Sous sa "coupe", la RTBF a donc commencé à se retrousser les manches pour s'attaquer à sa transition numérique. En créant, d'abord, un département distinct (RTBF Interactive) de la télévision et de la radio "qui n'était pas rentable au départ" , assure Jean-Paul Philippot. Le groupe public a ensuite imaginé la plateforme Auvio née en 2016, puis une offre 100 % digitale destinée à la génération Z (personnes nées entre 1995 et 2010) un an plus tard : Tarmac . C'était juste avant la mise en place du plan de transformation numérique en 2018 baptisé "Vision 2022". Le but affiché : faire en sorte que toute l'entreprise prenne davantage en compte le digital et s'adapte aux évolutions des habitudes de consommation médiatique. Aujourd'hui, les journalistes sont, par exemple, "touche-à-tout" en faisant aussi bien de la radio, de la télé ou du Web.

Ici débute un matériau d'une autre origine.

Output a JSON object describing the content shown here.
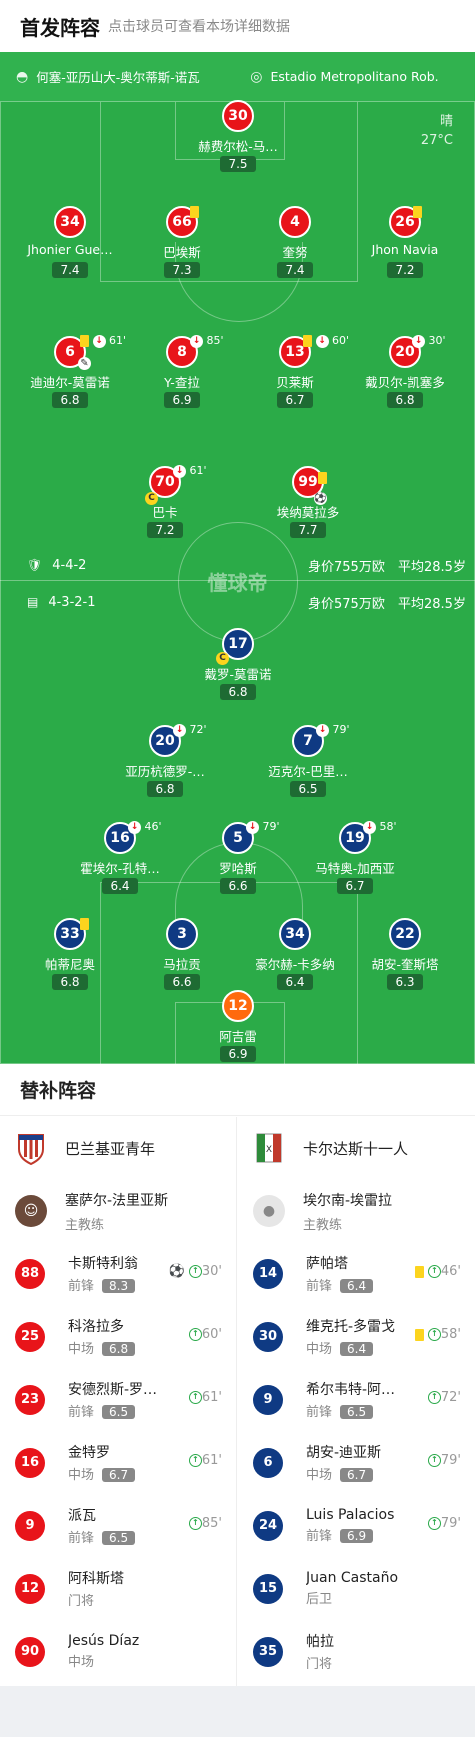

Même leitmotiv chez Arte qui essaie de rendre de plus en plus autonomes ses offres numériques, sur le Web et les réseaux sociaux. Cela passe par des écritures nouvelles et un changement de mentalité au sein des équipes. "C'est plus facile de ne pas s'intéresser aux écritures nouvelles, de penser que ce sont des trucs de gosses et que ce sont des modes qui passeront. Mon message aux équipes, c'est d'acquérir cette culture digitale et de se rendre compte du tournant. Il ne suffit plus de produire pour être vus, regardés, écoutés. Aujourd'hui, la manière de s'intéresser au public, d'adapter les contenus à ces publics et à ces plateformes est aussi importante que la production d'un contenu. C'est difficile, car il faut acquérir de nouvelles compétences. Il ne suffit pas de mettre un programme classique sur le Web pour qu'il fonctionne. Quand on veut être efficace sur Youtube, Twitch, TikTok, ou Instagram, il faut apprendre la manière dont cela fonctionne" , argumente Emmanuel Tourpe , ancien cadre de la RTBF, devenu directeur de la programmation et directeur adjoint des programmes d'Arte.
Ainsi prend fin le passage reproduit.